A topic of recent and ongoing interest has been fellowship training and education for pediatric and congenital cardiac anesthesiology. Under the direction of CCAS Board member Dr. Jim DiNardo, the CCAS is developing recommendations and guidelines for training. As many readers know, the Anesthesiology Residency Review Committee proposed a 12 month Pediatric Cardiac Anesthesia Fellowship Program in 2005, after an Adult Cardiac Anesthesia Fellowship had been proposed. The pediatric fellowship proposal had a curriculum and rotation schedule consisting of modified information from the adult program, and was proposed without major input from the SPA, or the Organizing Committee of the CCAS. Because of this lack of input, and disagreement over the structure, length, and even need for a pediatric cardiac anesthesia fellowship certification, the leadership of the SPA and CCAS felt this proposal was premature, and asked the RRC to not consider it further until the issue could be addressed in a more systematic manner. Recent discussions at the CCAS have led to a view by some of the Board that general pediatric anesthesia fellowship training should be a requirement for entrance into pediatric cardiac anesthesia fellowship, or that a substantial period of training in general pediatric anesthesia be part of such a fellowship for those with fellowship training in adult cardiac anesthesia who also desire pediatric training. This has led to the idea that an 18-24 month fellowship training period could be desirable, consisting of 9-12 months of general pediatric anesthesia fellowship training, and 9-12 months of pediatric cardiac anesthesia training. This would thus meet ACGME requirements for a complete 12 month fellowship in general pediatric anesthesia, and also allow adequate time and experience for pediatric cardiac anesthesia fellowship. It must be emphasized that these are preliminary discussions, and no formal proposal has been written, even in draft form. Because of this information, there has been recent comment by Adult Congenital Cardiology leadership that requiring general pediatric anesthesia fellowship training would be a barrier to those who desire to have expertise in anesthesia for adult congenital heart disease. Dr. Frank McGowan, past SPA President and in that role instrumental in the founding and success of the CCAS, has a very interesting perspective on this issue.

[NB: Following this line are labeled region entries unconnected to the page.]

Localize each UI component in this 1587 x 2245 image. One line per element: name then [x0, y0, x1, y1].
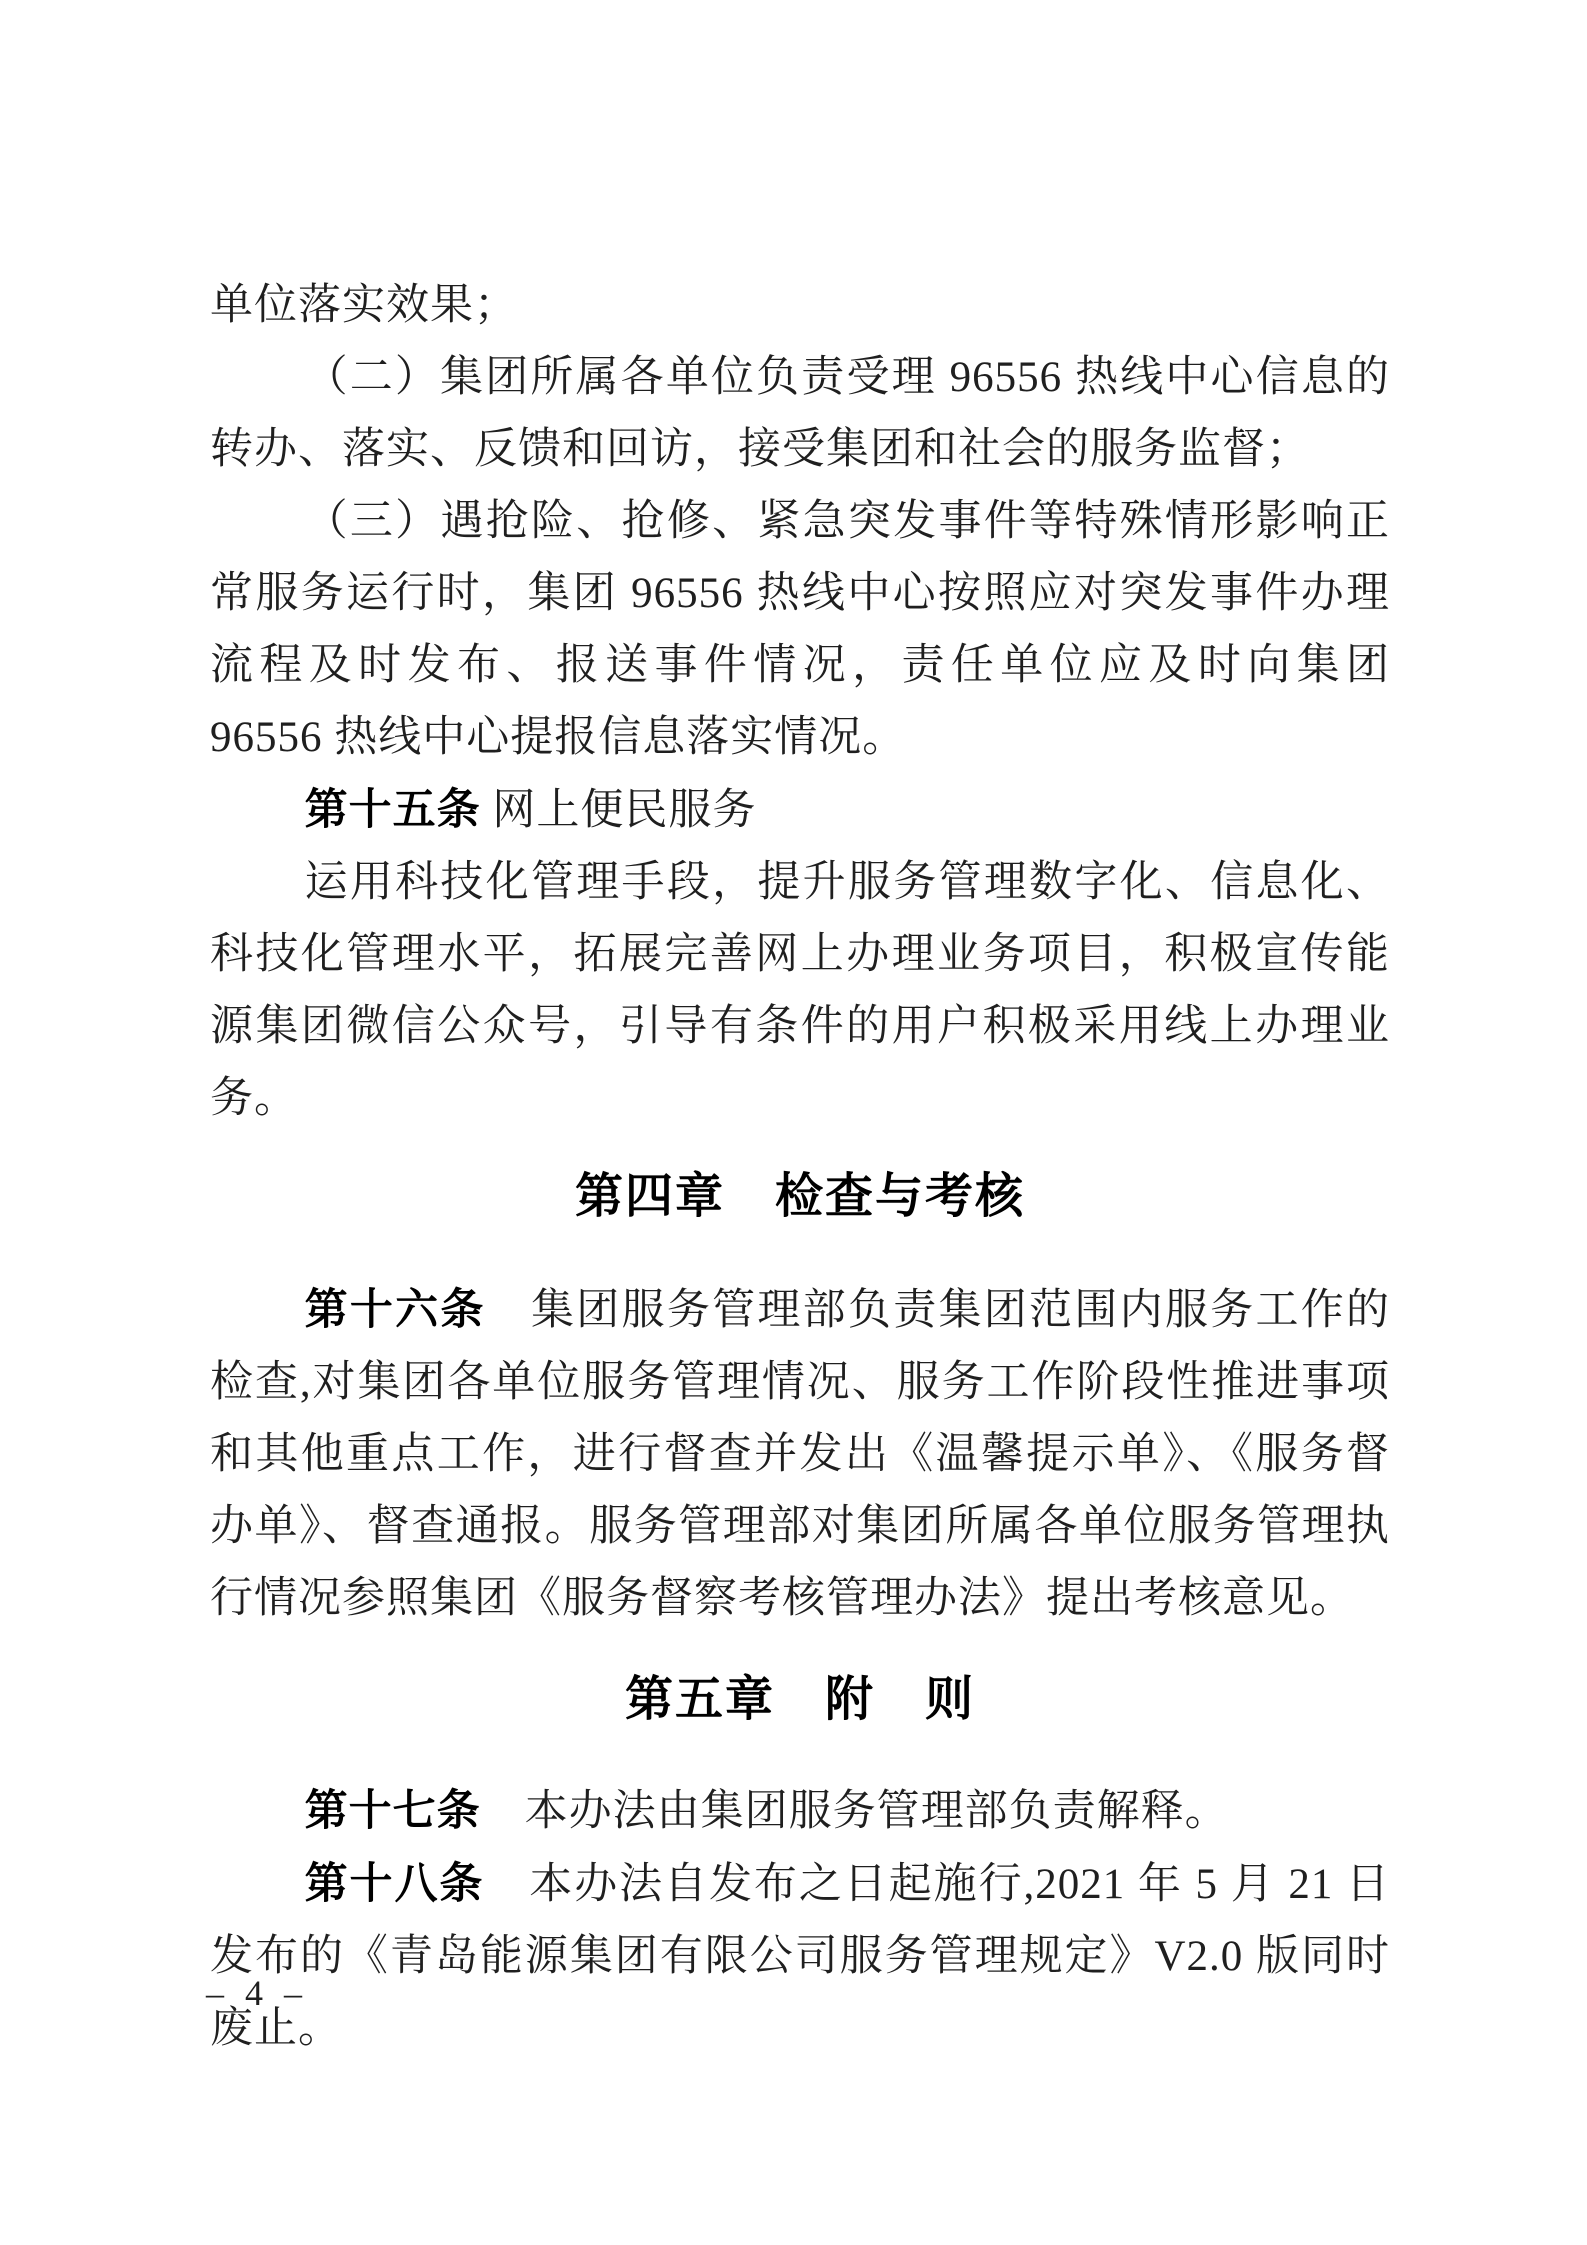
paragraph-item-three: （三）遇抢险、抢修、紧急突发事件等特殊情形影响正常服务运行时，集团 96556 …: [210, 486, 1390, 774]
paragraph-text: 网上便民服务: [481, 787, 757, 834]
paragraph-text: 本办法由集团服务管理部负责解释。: [481, 1788, 1229, 1835]
paragraph-article-16: 第十六条 集团服务管理部负责集团范围内服务工作的检查,对集团各单位服务管理情况、…: [210, 1274, 1390, 1635]
page-number: – 4 –: [206, 1972, 308, 2014]
document-body: 单位落实效果； （二）集团所属各单位负责受理 96556 热线中心信息的转办、落…: [210, 270, 1390, 2065]
paragraph-continuation: 单位落实效果；: [210, 270, 1390, 342]
chapter-4-heading: 第四章 检查与考核: [210, 1161, 1390, 1233]
paragraph-text: 单位落实效果；: [210, 282, 518, 329]
article-18-label: 第十八条: [305, 1860, 485, 1908]
paragraph-article-18: 第十八条 本办法自发布之日起施行,2021 年 5 月 21 日发布的《青岛能源…: [210, 1848, 1390, 2065]
article-17-label: 第十七条: [305, 1787, 481, 1835]
chapter-5-heading: 第五章 附 则: [210, 1664, 1390, 1736]
paragraph-article-15-body: 运用科技化管理手段，提升服务管理数字化、信息化、科技化管理水平，拓展完善网上办理…: [210, 847, 1390, 1135]
paragraph-text: 集团服务管理部负责集团范围内服务工作的检查,对集团各单位服务管理情况、服务工作阶…: [210, 1287, 1390, 1622]
paragraph-text: 运用科技化管理手段，提升服务管理数字化、信息化、科技化管理水平，拓展完善网上办理…: [210, 859, 1390, 1122]
paragraph-article-15: 第十五条 网上便民服务: [210, 774, 1390, 847]
paragraph-text: （二）集团所属各单位负责受理 96556 热线中心信息的转办、落实、反馈和回访，…: [210, 354, 1390, 473]
paragraph-item-two: （二）集团所属各单位负责受理 96556 热线中心信息的转办、落实、反馈和回访，…: [210, 342, 1390, 486]
paragraph-text: （三）遇抢险、抢修、紧急突发事件等特殊情形影响正常服务运行时，集团 96556 …: [210, 498, 1390, 761]
article-16-label: 第十六条: [305, 1286, 486, 1334]
document-page: 单位落实效果； （二）集团所属各单位负责受理 96556 热线中心信息的转办、落…: [0, 0, 1587, 2245]
article-15-label: 第十五条: [305, 786, 481, 834]
paragraph-article-17: 第十七条 本办法由集团服务管理部负责解释。: [210, 1775, 1390, 1848]
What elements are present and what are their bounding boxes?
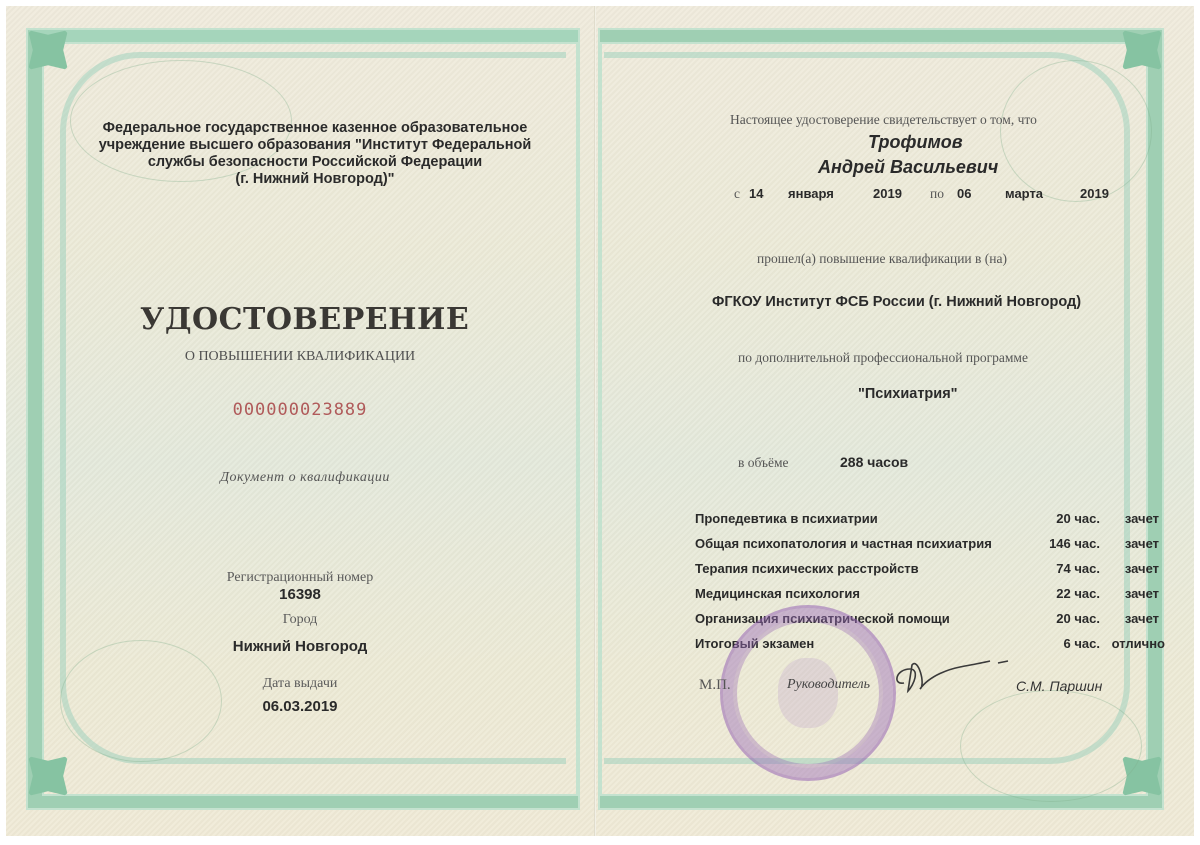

Finally, Drs. Denise Joffe and Michael Eisses have an interesting article review on a current, ongoing controversy in our subspecialty—aprotinin use. As you know, at the FDA’s request, Bayer has suspended worldwide marketing of aprotinin in response to safety concerns in the adult cardiac surgery population. The drug can still be used if the risk: benefit ratio  is deemed acceptable, and as such many of our programs continue to use the drug, obtaining their supply of aprotinin from other hospitals. This issue is an important one that will also be a topic of discussion at the CCAS Conference in April.